학술논문
Benchmarking challenging small variants with linked and long reads.
Document Type
article
Author
Wagner, Justin; Olson, Nathan; Harris, Lindsay; Khan, Ziad; Farek, Jesse; Mahmoud, Medhat; Stankovic, Ana; Kovacevic, Vladimir; Yoo, Byunggil; Miller, Neil; Rosenfeld, Jeffrey; Ni, Bohan; Zarate, Samantha; Kirsche, Melanie; Aganezov, Sergey; Schatz, Michael; Narzisi, Giuseppe; Byrska-Bishop, Marta; Clarke, Wayne; Evani, Uday; Markello, Charles; Shafin, Kishwar; Zhou, Xin; Sidow, Arend; Bansal, Vikas; Ebert, Peter; Marschall, Tobias; Lansdorp, Peter; Hanlon, Vincent; Mattsson, Carl-Adam; Barrio, Alvaro; Fiddes, Ian; Xiao, Chunlin; Fungtammasan, Arkarachai; Chin, Chen-Shan; Wenger, Aaron; Rowell, William; Sedlazeck, Fritz; Carroll, Andrew; Salit, Marc; Zook, Justin
Source
Cell Genomics. 2(5)
Subject
Language
Abstract
Genome in a Bottle benchmarks are widely used to help validate clinical sequencing pipelines and develop variant calling and sequencing methods.
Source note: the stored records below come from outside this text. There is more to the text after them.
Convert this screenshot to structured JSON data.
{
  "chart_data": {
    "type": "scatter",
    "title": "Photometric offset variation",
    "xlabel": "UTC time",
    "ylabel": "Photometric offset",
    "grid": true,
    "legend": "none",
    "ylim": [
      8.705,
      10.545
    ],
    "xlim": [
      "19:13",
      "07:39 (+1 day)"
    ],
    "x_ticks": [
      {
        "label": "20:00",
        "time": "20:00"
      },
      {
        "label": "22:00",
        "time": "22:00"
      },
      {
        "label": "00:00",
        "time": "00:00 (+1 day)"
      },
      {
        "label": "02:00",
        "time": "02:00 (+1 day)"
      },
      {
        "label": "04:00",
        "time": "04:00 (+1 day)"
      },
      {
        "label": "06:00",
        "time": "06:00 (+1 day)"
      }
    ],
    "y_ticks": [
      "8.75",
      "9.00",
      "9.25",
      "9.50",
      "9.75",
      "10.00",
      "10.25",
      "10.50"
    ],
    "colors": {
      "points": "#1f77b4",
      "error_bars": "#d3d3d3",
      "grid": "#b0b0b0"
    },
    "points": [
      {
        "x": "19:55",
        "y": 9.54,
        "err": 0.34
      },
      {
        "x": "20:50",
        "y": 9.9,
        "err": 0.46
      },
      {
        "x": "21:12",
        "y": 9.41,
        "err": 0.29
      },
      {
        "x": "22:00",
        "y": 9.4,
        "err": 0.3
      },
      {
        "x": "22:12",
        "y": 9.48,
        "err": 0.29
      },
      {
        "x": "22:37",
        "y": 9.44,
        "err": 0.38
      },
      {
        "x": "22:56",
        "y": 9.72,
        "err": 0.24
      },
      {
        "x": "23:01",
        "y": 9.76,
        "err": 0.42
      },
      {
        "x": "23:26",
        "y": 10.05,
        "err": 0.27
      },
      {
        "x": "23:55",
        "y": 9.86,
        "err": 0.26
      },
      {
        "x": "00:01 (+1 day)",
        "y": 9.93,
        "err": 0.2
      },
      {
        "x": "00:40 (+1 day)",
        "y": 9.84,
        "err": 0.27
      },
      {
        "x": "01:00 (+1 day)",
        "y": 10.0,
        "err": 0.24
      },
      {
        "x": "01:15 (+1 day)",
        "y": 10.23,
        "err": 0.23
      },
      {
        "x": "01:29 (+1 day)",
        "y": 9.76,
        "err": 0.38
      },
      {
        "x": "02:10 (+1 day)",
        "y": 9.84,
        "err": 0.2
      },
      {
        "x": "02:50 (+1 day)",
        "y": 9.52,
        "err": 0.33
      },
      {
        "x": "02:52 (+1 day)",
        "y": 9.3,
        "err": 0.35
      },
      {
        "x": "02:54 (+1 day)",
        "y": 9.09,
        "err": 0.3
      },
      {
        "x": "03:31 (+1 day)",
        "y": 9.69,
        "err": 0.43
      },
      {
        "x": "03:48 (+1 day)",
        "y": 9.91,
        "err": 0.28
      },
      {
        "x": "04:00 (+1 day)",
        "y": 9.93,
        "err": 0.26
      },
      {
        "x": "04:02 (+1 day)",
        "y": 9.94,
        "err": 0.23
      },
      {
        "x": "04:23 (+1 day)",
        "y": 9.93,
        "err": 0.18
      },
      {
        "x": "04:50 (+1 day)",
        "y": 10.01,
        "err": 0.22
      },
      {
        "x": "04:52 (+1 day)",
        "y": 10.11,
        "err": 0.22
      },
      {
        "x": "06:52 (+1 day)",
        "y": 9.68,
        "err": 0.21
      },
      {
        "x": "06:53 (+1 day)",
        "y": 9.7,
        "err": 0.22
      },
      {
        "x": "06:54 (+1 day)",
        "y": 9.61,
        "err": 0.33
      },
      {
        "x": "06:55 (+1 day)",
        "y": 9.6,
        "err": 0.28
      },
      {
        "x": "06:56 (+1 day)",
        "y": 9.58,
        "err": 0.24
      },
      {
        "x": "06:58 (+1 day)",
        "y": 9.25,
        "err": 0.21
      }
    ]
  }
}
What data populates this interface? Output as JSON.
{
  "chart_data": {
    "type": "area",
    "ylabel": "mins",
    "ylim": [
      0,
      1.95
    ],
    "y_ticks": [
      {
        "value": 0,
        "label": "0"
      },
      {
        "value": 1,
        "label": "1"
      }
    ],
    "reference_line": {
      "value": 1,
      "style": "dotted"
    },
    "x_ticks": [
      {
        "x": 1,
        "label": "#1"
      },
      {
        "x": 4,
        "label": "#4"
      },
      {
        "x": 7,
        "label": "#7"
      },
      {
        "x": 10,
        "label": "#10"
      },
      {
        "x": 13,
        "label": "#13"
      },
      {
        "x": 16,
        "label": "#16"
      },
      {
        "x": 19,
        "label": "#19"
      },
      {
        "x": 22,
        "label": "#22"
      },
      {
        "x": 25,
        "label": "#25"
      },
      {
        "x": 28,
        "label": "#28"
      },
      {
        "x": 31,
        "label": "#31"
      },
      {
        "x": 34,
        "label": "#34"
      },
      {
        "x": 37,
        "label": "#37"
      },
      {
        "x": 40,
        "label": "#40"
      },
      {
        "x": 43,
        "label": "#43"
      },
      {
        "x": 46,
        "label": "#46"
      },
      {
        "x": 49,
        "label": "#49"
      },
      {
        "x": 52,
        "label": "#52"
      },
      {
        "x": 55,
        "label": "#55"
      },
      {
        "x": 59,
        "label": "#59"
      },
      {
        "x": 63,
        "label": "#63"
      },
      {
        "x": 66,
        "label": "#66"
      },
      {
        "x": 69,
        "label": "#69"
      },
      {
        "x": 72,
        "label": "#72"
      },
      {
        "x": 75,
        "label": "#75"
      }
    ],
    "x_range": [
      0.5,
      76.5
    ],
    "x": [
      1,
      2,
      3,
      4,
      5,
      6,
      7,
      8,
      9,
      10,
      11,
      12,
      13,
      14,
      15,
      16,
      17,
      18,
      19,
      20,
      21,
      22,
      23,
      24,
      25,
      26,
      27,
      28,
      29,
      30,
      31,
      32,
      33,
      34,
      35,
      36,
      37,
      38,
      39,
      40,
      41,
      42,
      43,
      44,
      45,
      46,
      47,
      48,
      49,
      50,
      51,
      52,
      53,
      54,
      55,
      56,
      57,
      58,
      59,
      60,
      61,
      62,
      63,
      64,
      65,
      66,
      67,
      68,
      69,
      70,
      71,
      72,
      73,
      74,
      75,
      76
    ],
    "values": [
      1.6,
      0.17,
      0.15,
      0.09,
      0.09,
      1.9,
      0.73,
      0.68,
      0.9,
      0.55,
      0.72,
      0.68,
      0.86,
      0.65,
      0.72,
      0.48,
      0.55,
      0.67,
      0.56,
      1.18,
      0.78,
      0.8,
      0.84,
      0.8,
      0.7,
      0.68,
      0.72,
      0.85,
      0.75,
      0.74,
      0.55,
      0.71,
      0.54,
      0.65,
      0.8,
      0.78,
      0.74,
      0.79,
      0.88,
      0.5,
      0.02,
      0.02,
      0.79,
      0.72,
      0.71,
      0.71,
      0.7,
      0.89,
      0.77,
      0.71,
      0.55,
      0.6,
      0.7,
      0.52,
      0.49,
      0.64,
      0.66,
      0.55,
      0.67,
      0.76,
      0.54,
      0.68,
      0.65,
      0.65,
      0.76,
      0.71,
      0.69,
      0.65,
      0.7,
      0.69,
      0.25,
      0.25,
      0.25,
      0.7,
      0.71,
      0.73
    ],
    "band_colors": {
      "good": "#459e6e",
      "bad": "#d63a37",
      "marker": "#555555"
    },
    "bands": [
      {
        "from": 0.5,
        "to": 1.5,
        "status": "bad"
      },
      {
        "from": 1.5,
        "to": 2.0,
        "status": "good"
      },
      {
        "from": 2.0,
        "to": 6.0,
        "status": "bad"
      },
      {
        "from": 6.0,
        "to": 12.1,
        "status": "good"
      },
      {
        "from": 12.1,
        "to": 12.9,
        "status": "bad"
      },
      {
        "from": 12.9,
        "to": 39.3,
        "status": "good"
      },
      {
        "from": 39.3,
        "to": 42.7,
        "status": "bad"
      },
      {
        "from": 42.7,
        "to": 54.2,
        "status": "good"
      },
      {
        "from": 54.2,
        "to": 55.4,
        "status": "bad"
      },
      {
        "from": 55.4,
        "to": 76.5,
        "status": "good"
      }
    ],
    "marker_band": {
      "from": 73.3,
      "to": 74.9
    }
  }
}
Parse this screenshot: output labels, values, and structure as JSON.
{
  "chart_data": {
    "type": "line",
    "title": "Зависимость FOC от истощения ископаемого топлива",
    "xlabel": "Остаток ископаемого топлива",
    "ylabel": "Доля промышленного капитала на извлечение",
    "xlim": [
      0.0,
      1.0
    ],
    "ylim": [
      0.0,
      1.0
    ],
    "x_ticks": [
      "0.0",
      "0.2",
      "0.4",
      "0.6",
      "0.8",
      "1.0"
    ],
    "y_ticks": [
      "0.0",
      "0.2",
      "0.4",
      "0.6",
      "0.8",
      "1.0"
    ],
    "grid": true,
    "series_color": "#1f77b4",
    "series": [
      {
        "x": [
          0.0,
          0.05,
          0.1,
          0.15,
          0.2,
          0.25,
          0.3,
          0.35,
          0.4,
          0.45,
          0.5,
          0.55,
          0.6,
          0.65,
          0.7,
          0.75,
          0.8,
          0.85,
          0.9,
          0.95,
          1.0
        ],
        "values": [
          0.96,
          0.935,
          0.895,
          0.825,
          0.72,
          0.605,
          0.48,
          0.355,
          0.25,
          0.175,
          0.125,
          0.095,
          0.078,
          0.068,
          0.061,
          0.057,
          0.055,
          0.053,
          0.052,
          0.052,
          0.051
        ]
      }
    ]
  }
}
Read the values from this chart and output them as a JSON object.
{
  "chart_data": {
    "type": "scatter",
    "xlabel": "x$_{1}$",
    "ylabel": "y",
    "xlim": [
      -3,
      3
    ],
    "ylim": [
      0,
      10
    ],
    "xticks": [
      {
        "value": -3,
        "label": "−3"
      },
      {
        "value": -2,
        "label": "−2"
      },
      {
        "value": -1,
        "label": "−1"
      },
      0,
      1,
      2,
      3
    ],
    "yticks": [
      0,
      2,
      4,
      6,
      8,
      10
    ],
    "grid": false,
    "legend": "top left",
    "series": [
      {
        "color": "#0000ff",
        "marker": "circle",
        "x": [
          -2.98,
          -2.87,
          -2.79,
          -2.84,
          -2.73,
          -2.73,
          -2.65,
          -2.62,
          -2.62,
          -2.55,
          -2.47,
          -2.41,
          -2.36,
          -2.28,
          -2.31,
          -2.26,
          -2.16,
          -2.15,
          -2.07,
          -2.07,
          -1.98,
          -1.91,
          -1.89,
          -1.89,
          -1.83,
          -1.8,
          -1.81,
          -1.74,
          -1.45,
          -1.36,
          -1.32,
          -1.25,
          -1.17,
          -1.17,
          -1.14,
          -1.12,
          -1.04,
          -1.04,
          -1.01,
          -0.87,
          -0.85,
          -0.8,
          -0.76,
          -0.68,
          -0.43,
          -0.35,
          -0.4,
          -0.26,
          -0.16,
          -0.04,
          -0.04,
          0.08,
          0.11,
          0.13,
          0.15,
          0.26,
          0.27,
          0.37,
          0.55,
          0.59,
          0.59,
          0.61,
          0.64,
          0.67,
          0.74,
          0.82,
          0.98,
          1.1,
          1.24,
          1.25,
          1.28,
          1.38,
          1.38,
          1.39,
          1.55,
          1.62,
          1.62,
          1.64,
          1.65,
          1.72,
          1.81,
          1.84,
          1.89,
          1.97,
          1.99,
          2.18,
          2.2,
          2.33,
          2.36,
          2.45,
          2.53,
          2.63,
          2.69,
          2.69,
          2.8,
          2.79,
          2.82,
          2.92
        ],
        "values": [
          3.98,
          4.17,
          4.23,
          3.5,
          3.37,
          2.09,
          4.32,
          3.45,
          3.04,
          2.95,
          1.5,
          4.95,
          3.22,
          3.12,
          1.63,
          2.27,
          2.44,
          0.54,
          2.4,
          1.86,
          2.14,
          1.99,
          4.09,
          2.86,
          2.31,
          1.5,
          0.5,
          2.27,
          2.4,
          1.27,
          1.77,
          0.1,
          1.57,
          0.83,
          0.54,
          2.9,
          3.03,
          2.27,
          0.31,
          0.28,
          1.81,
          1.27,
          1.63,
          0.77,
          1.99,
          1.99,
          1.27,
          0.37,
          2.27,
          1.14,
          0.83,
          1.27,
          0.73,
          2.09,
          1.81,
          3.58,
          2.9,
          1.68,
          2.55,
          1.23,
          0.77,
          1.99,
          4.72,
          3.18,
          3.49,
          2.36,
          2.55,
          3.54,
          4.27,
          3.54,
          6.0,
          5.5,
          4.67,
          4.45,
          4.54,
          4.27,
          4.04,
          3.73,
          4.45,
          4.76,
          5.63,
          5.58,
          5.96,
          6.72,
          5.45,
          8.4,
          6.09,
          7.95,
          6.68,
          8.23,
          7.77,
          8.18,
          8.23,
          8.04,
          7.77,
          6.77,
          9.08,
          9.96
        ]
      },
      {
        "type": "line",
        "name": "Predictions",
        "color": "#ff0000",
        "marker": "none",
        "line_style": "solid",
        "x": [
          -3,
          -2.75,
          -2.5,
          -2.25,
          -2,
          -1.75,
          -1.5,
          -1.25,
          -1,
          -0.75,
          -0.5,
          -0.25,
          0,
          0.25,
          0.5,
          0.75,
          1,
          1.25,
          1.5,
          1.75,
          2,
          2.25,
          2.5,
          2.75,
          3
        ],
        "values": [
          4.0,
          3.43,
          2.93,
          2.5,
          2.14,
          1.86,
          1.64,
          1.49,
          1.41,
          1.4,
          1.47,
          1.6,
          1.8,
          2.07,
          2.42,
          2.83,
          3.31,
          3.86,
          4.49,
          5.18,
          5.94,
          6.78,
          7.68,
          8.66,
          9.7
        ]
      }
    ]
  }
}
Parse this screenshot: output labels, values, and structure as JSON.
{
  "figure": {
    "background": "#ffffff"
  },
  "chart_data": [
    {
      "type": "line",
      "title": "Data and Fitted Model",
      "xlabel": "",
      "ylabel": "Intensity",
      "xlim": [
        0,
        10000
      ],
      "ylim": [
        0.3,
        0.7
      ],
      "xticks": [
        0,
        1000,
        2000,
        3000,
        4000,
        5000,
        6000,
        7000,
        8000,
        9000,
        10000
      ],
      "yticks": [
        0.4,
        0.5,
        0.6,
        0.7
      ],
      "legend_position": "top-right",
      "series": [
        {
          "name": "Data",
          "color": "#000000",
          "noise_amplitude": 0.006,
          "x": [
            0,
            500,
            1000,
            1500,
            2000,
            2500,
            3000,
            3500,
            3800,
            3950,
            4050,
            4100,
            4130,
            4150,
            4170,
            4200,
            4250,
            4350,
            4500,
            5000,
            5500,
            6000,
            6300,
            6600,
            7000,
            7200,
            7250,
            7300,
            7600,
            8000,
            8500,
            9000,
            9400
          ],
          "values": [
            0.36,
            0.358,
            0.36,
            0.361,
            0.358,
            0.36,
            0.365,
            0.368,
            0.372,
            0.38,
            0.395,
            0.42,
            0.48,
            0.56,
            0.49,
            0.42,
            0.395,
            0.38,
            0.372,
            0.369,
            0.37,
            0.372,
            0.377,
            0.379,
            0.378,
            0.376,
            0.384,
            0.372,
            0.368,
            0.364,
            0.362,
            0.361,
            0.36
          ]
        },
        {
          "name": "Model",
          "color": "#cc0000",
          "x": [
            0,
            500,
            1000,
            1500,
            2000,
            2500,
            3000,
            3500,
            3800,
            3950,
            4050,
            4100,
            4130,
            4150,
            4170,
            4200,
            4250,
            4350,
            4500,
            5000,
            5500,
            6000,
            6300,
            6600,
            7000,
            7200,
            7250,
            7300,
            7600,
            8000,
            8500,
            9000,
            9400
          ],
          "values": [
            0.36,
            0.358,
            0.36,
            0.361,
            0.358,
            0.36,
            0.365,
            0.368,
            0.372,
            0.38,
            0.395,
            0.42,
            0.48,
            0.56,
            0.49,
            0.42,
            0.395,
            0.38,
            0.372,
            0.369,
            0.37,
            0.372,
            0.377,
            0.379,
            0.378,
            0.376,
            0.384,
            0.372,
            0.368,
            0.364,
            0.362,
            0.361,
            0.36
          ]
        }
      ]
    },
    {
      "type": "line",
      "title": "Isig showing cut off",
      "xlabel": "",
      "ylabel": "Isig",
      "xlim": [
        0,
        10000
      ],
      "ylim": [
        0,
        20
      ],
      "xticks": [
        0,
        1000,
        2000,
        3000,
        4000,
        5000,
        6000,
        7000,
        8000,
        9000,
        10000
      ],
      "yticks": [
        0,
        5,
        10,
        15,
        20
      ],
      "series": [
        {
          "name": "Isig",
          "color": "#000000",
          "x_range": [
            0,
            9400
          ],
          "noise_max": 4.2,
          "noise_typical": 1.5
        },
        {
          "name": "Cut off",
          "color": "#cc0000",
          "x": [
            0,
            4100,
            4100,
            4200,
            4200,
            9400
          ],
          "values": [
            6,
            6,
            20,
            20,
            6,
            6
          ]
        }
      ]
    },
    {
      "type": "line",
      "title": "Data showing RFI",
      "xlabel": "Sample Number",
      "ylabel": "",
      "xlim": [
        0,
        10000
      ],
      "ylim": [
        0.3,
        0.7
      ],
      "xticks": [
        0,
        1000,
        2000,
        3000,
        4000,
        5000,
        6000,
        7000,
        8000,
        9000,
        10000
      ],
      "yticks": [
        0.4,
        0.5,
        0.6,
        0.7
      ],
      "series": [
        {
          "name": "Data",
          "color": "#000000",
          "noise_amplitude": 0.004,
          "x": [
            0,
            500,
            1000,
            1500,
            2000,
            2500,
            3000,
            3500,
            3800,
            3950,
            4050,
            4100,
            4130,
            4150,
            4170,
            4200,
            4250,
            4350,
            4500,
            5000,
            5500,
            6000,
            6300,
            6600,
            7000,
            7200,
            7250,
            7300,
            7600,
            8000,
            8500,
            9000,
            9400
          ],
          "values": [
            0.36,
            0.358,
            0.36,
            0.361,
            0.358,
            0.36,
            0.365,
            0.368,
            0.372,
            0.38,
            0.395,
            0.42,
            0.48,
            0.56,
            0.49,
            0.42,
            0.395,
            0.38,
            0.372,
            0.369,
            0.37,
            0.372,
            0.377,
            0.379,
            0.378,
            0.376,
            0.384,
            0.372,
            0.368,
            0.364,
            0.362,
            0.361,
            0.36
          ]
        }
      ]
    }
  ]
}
Here we use accurate linked and long reads to expand benchmarks in 7 samples to include difficult-to-map regions and segmental duplications that are challenging for short reads. These benchmarks add more than 300,000 SNVs and 50,000 insertions or deletions (indels) and include 16% more exonic variants, many in challenging, clinically relevant genes not covered previously, such as PMS2. For HG002, we include 92% of the autosomal GRCh38 assembly while excluding regions problematic for benchmarking small variants, such as copy number variants, that should not have been in the previous version, which included 85% of GRCh38. It identifies eight times more false negatives in a short read variant call set relative to our previous benchmark. We demonstrate that this benchmark reliably identifies false positives and false negatives across technologies, enabling ongoing methods development.